Trascorriamo tutta la nostra vita ad accumulare qualcosa, che siano beni materiali, danaro, affetto, conoscenza, esperienza ecc.., tutto però avrà una fine con la morte del nostro corpo.
Invece la vera ricchezza è quella che dura per sempre ed una volta accumulata non si consuma mai anche se viene elargita.
Qual’è allora la vera ricchezza?
La felicità che possiamo chiamare veramente tale non è data dal danaro, nè dalle proprietà, dai beni materiali: case, terreni, oro, gioelli ecc., nè dalla buona salute, nè dagli affetti, nè dalla tranquillità in famiglia, nè dalle amicizie, nè dal potere, nè dal proprio lavoro.
La felicità che non dura pochi attimi, poichè non è volatile ed ingannnevole ma costante e duratura e premessa di quella eterna è quella che vale la pena rincorrere.
Questa è VERA poichè risiede nella nostra anima, essa non si nutre o si attesta sulle pseudo ricchezze materiali di breve durata ma si fonda su una ricchezza eterna che quando la si possiede sfonda ogni forziere, dilatandosi all’infinito, perchè talmente immensa da non poter essere confinata e conservata in alcuna parte per il solo beneficio personale.
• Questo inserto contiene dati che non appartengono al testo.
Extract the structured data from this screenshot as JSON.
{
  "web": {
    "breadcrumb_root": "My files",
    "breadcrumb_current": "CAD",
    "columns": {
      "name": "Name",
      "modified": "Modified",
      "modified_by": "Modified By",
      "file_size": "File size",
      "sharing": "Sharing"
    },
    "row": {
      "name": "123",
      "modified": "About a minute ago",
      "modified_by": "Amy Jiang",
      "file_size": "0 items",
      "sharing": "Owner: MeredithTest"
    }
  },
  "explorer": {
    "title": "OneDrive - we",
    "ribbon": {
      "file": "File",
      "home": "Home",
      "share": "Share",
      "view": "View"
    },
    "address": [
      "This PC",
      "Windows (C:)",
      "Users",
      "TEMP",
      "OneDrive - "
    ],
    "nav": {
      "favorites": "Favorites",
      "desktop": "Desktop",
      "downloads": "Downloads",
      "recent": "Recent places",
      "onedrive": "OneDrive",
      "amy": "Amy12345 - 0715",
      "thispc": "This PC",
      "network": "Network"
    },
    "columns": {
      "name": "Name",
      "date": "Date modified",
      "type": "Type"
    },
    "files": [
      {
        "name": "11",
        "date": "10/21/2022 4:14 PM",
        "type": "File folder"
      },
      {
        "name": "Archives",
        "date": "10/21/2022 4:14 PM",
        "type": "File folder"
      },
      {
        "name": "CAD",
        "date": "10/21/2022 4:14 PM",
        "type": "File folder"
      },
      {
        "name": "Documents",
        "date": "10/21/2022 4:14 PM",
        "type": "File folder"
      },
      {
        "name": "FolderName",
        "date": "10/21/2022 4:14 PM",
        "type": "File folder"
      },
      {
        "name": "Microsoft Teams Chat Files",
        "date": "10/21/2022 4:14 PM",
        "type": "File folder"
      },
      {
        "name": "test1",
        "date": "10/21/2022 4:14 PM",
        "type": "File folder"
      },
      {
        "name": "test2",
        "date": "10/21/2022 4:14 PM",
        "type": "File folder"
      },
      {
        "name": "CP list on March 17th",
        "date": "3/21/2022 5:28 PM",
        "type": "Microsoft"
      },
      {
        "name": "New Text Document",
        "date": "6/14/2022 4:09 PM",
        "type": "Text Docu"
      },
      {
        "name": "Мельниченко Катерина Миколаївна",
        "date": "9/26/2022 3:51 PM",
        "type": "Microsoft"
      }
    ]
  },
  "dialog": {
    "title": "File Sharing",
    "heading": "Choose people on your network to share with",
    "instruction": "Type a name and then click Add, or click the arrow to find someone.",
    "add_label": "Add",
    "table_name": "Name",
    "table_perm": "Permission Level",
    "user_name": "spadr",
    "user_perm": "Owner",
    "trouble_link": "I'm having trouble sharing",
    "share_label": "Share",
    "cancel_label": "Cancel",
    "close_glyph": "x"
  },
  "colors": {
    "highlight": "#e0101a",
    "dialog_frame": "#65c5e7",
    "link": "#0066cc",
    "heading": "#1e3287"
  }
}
Essa è data dalla capacità di amare.
Solo colui che è altruista, che è in comunione con tutti gli uomini e con tutto ciò che Dio ha creato sa amare.
Solo colui che non ascolta la mente razionale ma la sua anima, senza tempo e senza spazio, in colloquio con Dio, può veramente amare poichè la mente egocentrica limita ogni nosta azione d’amore per preservare se stessa.
Cosa è la capacità di amare?
Vedete non ho detto che la felicità è data dall’amore poichè di questi siamo colmi (donatoci da Dio), ma ho detto che è data dalla capacità di amare, cioè dalla volontà di esercitare l’amore.
Infatti noi possediamo l’amore ma lo tratteniamo egoisticamente a causa delle tante paure che abbiamo dentro, fino a far perdere allo stesso ogni capacità prodigiosa che ha.
Lo facciamo diventare un amore talmente non corrisposto a Dio ed alle sue creature, fino a trasformarlo alla fine in non amore, cioè rifiuto dello stesso per mancanza di esercizio dello stesso.
Affinchè ciò non avvenga, dobbiamo rimanere uniti a Dio con un colloquio costante e duraturo, che ci dia una esatta visione della immensa forza che ha l’amore quando viene donato.
Riflettiamo: se avessimo una ricchezza materiale della cui inesauribilità fossimo certi, la doneremmo a chiunque ne necessiti per fare del bene?
Questa è una delle proprietà dell’amore e lo è proprio perchè è una ricchezza non di ordine materiale.
Però come rovescio della medaglia se esso non viene elargito, non vale niente, serve ed ha valore solo se donato costantemente a tutte le creature.
Cominciamo a donarlo, esercitando così la capacità di amare e comprenderemo come è la sua ricchezza che dà felicità, a noi ed a chi viene amato, essa è tanto più percepita quanto più la doneremo.
Regaliamo questa ricchezza è regaleremo felicità eterna.